Wednesday, June 19, 2024

Hilton Head Island: quick; No Ears on moving; surviving the TITANIC with regret

I have observed and often noted during the past several years that I heal more slowly than when I was younger.  However, I seem to have healed from my recent slicing unexpectedly quickly.  I’ve had no discomfort since last Thursday.  On Saturday I rode my bike.  On Monday I carefully did fifty of each exercise in my standard workout.  I certainly do not want to rip anything apart inside me.  Yesterday I did my full weight workout, which of course is mostly upper body, but includes 100 crunches with 20 pounds of weight on my chest and two minutes of planks.  And today I did my full workout without a twinge.  Tomorrow I plan to go down and wax some of GANNET’s hull.


I just finished reading Larry McMurtry’s BUFFALO GIRLS.  Light entertainment, I thought, until an unexpected twist at the end gave it greater depth.  Many of the characters are historical:  Calamity Jane, Annie Oakley, Buffalo Bill Cody;  some are not, including as far as I know an old Indian, No Ears, who got his name when at age ten his people were attacked by French trappers who killed everyone except him and cut off all their ears.  He was shot but survived.  You know that I would like this passage.
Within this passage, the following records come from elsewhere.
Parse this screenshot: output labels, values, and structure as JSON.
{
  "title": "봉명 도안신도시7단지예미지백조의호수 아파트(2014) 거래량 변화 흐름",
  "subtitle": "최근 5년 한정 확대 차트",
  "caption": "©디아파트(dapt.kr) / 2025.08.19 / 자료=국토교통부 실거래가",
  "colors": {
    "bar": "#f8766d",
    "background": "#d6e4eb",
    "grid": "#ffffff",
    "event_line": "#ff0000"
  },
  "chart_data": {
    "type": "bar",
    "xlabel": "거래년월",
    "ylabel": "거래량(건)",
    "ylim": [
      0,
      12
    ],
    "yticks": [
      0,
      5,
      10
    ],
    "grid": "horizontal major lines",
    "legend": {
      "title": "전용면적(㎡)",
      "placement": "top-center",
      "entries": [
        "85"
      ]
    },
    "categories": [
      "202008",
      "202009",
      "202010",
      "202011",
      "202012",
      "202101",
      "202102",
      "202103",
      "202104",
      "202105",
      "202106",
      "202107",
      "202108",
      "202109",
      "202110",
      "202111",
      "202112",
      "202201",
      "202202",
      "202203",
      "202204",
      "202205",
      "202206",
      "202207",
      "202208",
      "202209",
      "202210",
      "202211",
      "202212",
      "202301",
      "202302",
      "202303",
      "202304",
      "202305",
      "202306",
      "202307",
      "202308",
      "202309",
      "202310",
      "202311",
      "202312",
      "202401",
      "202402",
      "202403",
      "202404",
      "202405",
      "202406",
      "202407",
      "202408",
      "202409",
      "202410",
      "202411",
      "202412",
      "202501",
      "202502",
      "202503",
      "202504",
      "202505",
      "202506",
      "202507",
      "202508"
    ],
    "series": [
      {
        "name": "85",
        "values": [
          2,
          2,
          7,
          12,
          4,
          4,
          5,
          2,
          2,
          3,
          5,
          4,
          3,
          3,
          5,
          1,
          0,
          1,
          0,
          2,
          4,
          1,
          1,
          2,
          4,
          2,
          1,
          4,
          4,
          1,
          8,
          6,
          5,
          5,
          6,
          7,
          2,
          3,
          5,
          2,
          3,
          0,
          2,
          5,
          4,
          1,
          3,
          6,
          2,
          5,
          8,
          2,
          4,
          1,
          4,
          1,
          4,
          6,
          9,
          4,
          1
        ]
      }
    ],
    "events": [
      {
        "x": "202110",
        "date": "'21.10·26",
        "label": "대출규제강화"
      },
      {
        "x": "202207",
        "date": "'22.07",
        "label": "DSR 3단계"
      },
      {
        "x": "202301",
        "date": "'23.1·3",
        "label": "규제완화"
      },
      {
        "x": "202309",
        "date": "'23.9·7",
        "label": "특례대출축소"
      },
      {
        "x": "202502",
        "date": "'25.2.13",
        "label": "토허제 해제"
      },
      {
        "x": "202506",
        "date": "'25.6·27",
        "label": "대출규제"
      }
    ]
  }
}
I am nearing the end of A LITTLE GAELIC KINGDOM, the last volume of Tim Robinson’s Connemara Trilogy.  Fortunately I have his two Aran Island books still to look forward to.

Yesterday I read of Bruce Ismay who hid himself away in Connemara after the sinking of the TITANIC.  Ismay was the President and Chairman of the White Star Line, which owned the TITANIC, and was on board when the ship sank.  According to an official inquiry, he helped women and children into lifeboats and when finally there were no other passengers around got into the last lifeboat to be launched and survived.  There were many who thought that he, like the ship’s captain, should have gone down with the ship.  In public disgrace, even slandered that he had put on women’s clothes to get into the life boat, he and wife exiled themselves to isolated Connemara for a quarter century.  After his death his widow had a chunk of limestone placed in their garden as a memorial to him.  On it is inscribed:  He loved all wild and solitary places where we taste the pleasure of believing what we see is boundless as we wish our souls to be.

1 comment:

Anonymous said...

Hi Webb, So glad to hear you are healing and back to working out! I like the “No Ears” passage too!